Kaum sind die Abfahrgespanne mit dem gehäckselten Rohstoff befüllt, bringen sie diesen zur Biogasanlage. Dort fahren die Gespanne auf eine Waage, die in zehn Kilogrammschritten bis zu 50 000 Tonnen wiegt. Nach dem Wiegen geht es weiter zum Abladen vor die Maismiete.
Zersetzung wie im Magen einer Kuh
Ein intensiver Geruch von frisch gemähtem Gras liegt in der Luft. Kaum ist das Häckselgut abgekippt, schon wird es von einem der beiden Walztraktoren, die mit Zusatzgewichten ausgestattet sind, auf die Maismiete geschoben. Dort wird das gesamte Häckselgut bis zu viermal überfahren, bevor die nächste, rund 30 Zentimeter hohe Schicht aufgetragen wird. Immer wieder fahren die beiden Walztraktoren den Silagehaufen hoch und runter, walzen die Luft aus dem Häckselgut heraus, um so das Biogassubstrat richtig zu konservieren. Durch das Silieren werde der Mais haltbar gemacht und optimal für die Bakterien in der Biogasanlage aufbereitet, erklärt Gangel. »Die Bakterien übernehmen die Zersetzung des Mais wie im Magen einer Kuh. Das Endprodukt der mikrobiologischen Vergärung ist nach 90 Tagen ein Biomethan, das gereinigt in das Erdgasnetz gespeist wird oder direkt vor Ort im Blockheizkraftwerk zur Stromherstellung genutzt wird«, informiert der Landwirt.
Am Ende der Maisernte ist der Silageberg rund zehn Meter hoch, 30 Meter breit und 100 Meter lang. Rund 30 000 Tonnen Mais lagern hier. Die Maismiete ist mit einer Folie abgedeckt, damit das Erntegut auch über den Winter seine Qualität bewahrt.
Die Landwirte widersprechen dem Vorwurf, dass es sich beim Mais um Monokultur handele, denn »wir setzen auf abwechselnde Fruchtfolgen«. Zudem werde laut Landwirtschaftsministerium heute nicht mehr Mais angebaut als früher. Da die Tierhaltung aufgrund hoher Auflagen stark rückläufig sei, begrüße man die Verwertung des nachwachsenden Rohstoffes in der Biogasanlage. Zudem seien Gärreste wie auch Kuhdung hochwertige Volldünger.

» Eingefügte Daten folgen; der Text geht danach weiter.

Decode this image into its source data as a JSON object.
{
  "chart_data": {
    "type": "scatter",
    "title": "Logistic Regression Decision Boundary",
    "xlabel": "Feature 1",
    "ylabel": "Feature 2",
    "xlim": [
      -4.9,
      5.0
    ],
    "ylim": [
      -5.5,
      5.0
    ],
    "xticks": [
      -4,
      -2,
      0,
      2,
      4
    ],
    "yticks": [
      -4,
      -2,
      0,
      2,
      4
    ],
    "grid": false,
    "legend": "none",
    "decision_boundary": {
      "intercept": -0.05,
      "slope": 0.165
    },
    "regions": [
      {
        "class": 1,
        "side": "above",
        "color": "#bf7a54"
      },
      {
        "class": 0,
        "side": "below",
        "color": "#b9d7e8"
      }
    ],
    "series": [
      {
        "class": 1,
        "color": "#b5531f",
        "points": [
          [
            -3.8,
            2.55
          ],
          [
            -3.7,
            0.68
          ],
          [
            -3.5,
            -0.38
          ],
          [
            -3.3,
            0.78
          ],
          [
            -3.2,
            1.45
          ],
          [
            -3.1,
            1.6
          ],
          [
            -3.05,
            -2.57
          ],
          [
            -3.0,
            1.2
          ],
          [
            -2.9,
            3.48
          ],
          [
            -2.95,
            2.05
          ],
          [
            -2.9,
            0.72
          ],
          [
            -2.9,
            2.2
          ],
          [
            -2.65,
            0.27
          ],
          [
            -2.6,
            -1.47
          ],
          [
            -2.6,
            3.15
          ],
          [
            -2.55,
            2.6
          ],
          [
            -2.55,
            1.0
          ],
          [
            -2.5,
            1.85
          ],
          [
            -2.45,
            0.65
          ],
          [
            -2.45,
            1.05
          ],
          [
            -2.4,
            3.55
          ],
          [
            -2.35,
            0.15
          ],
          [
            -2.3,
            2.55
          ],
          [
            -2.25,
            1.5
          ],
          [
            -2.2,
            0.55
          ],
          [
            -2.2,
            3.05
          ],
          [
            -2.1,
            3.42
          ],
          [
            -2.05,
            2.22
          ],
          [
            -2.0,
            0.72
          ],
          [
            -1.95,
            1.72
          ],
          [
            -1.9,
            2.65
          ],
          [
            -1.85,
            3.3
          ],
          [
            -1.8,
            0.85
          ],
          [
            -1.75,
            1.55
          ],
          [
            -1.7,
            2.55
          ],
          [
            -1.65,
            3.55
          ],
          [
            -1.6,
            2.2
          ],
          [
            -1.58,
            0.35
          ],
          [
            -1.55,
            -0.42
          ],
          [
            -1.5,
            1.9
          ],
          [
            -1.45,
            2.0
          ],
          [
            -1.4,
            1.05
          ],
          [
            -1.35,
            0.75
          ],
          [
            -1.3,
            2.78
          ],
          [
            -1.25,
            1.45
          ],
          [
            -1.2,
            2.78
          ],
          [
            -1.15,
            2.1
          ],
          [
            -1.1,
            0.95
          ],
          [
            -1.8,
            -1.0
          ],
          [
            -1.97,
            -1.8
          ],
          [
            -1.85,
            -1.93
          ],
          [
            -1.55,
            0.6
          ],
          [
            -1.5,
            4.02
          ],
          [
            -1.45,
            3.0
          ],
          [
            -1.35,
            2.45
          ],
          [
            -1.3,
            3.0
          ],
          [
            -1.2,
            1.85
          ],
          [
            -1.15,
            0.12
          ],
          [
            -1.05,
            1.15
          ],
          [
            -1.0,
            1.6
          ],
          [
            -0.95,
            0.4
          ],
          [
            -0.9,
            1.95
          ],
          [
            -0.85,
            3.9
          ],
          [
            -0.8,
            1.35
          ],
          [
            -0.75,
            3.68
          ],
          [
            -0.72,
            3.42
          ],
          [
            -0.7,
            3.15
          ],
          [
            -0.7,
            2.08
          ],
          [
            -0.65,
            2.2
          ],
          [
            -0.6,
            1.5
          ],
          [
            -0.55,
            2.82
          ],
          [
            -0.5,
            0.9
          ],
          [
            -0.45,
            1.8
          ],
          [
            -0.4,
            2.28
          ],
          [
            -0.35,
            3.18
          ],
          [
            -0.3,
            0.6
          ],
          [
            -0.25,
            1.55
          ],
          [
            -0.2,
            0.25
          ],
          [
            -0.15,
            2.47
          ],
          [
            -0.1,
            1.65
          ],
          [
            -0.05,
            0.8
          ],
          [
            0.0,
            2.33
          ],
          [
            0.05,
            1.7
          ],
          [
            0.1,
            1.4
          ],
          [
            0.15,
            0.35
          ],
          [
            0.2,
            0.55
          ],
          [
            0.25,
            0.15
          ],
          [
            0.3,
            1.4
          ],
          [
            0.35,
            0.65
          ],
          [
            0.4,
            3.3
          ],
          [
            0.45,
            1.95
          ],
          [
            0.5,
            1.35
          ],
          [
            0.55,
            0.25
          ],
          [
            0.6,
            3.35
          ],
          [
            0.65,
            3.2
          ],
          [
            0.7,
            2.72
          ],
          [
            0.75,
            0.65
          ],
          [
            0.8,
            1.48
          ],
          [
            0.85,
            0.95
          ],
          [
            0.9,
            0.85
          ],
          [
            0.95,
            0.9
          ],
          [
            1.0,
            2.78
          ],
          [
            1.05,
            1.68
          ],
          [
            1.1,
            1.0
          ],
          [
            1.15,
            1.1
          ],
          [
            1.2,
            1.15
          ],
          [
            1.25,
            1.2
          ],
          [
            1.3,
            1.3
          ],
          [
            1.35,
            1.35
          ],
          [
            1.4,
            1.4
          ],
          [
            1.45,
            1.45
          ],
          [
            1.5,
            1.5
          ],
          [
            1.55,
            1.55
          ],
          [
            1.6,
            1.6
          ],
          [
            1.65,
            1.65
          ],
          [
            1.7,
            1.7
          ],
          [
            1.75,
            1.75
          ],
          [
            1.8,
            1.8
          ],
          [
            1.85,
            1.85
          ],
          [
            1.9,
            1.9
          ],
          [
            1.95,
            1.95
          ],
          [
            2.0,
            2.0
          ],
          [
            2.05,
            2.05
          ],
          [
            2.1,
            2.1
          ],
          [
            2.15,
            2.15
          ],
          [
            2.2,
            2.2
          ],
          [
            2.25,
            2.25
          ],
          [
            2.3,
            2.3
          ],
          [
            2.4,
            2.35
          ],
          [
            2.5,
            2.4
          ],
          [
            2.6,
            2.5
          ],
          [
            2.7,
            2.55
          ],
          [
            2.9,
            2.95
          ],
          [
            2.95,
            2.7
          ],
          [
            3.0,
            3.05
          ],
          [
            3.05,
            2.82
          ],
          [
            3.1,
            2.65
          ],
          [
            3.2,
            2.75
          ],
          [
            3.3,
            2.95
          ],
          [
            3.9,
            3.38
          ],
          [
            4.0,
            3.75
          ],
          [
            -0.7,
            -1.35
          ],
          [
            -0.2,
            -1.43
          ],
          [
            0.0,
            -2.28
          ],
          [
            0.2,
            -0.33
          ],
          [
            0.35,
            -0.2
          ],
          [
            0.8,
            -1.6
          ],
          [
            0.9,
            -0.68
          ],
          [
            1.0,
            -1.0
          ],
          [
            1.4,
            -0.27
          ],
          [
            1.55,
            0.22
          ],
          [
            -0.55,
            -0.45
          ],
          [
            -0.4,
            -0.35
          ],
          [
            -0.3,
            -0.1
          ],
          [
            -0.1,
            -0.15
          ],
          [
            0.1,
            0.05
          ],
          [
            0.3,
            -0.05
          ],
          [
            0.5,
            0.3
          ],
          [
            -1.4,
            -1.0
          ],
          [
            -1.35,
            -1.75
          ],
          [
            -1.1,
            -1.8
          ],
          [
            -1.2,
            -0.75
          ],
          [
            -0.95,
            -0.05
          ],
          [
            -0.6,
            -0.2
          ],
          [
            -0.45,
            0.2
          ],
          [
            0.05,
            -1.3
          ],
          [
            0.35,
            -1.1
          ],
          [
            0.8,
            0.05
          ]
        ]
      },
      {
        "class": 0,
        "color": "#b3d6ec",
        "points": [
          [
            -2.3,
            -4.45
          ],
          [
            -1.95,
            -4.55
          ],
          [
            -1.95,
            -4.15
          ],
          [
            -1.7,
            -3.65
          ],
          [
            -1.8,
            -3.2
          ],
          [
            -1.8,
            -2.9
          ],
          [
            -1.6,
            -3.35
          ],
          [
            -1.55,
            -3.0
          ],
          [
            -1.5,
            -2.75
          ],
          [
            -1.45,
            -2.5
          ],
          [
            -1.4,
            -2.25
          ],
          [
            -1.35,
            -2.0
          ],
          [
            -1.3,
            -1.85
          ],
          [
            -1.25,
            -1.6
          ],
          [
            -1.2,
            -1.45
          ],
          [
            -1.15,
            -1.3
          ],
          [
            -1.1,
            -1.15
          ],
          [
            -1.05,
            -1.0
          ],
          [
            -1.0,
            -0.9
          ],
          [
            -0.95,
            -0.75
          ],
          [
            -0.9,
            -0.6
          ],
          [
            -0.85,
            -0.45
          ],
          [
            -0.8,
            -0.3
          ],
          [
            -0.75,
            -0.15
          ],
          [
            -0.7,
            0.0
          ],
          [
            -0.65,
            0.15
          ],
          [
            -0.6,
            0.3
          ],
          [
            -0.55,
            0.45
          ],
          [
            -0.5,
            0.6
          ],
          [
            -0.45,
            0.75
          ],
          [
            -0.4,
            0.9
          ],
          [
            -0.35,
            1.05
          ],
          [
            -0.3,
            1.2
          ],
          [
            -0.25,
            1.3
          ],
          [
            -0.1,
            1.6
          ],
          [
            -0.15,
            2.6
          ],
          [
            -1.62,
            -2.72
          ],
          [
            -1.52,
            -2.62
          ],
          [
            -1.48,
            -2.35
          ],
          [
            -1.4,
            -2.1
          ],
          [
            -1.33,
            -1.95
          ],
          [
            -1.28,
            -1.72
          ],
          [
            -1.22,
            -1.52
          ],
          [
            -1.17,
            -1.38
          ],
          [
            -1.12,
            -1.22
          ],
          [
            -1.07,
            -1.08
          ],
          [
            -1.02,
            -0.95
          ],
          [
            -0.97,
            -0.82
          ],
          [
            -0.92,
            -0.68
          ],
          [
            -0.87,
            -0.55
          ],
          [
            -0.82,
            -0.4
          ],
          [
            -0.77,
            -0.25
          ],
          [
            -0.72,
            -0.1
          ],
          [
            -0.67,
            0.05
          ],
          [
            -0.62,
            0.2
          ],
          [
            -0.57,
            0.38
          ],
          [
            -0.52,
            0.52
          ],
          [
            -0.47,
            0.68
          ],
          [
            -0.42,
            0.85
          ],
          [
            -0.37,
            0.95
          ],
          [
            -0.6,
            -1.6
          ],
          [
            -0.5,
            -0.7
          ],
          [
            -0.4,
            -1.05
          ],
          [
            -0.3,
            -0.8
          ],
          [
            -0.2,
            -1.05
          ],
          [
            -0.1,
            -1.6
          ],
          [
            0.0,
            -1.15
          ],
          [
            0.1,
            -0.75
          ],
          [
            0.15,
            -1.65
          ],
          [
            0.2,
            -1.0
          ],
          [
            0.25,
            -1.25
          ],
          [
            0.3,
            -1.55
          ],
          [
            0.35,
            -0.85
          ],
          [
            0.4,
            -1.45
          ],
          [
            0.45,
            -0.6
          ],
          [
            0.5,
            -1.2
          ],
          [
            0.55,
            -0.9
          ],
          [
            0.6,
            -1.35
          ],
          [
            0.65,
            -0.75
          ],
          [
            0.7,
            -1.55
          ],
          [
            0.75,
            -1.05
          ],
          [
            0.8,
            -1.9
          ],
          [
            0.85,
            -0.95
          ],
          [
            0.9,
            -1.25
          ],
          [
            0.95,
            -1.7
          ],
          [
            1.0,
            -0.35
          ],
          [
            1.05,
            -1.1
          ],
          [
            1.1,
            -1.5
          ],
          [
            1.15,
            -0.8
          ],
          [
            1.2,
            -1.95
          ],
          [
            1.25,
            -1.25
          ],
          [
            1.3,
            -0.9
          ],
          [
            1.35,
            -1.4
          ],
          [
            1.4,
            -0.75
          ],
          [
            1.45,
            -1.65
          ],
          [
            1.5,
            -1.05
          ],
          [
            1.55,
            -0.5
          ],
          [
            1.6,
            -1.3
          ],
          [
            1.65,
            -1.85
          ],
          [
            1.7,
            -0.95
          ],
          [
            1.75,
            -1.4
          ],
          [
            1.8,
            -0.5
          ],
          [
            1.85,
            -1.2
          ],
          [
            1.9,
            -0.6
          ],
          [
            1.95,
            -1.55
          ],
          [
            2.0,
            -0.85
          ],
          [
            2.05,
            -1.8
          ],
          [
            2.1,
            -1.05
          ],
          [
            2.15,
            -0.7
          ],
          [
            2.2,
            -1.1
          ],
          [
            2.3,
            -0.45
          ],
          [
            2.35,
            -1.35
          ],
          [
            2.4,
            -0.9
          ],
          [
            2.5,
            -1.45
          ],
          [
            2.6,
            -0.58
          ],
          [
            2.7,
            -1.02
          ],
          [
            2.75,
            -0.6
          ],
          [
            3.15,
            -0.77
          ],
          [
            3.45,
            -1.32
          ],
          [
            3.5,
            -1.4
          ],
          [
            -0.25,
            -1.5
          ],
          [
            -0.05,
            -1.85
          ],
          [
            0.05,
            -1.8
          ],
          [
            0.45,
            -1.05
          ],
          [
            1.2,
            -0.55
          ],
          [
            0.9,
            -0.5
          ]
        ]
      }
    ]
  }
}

Gangel: »Durch die hohen Gaspreise stellen viele Hersteller keinen Dünger mehr her. Es ist nicht sicher, ob 2022 überhaupt genügend Dünger auf dem Markt vorhanden ist. Deshalb ist der natürliche Dünger wertvoller denn je.«
12 000 Tonnen CO2 pro Jahr eingespart
Die Biogasanlage Karben ist auf einem drei Hektar großen Gelände 2011 in Betrieb gegangen. Sie besteht aus einer Waage, Fahrsiloplatte, Vorgrube, je zwei Feststoffdosierer und Fermenter, einem Nachgärer, einer Gasaufbereitungsanlage, einem Blockheizkraftwerk, Rohgaskessel und zwei Gärrestlager. Das Biomethan wird über das Netz der Netzdienste Rhein-Main an die Städtische Werke AG nach Kassel verkauft. Der Strom wird in das Netz der Ovag eingespeist. Es wird nach Auskunft des Betreibers Energie für die Versorgung von rund 5000 Haushalten mit Strom und 1000 Haushalten mit Wärme erzeugt. Die CO2-Einsparung betrage 12 000 Tonnen pro Jahr. Gesellschafter sind zu je 33 Prozent die Karbener Energie GmbH, die Städtische Werke AG Kassel sowie Landwirte, Marktpartner und Privatpersonen.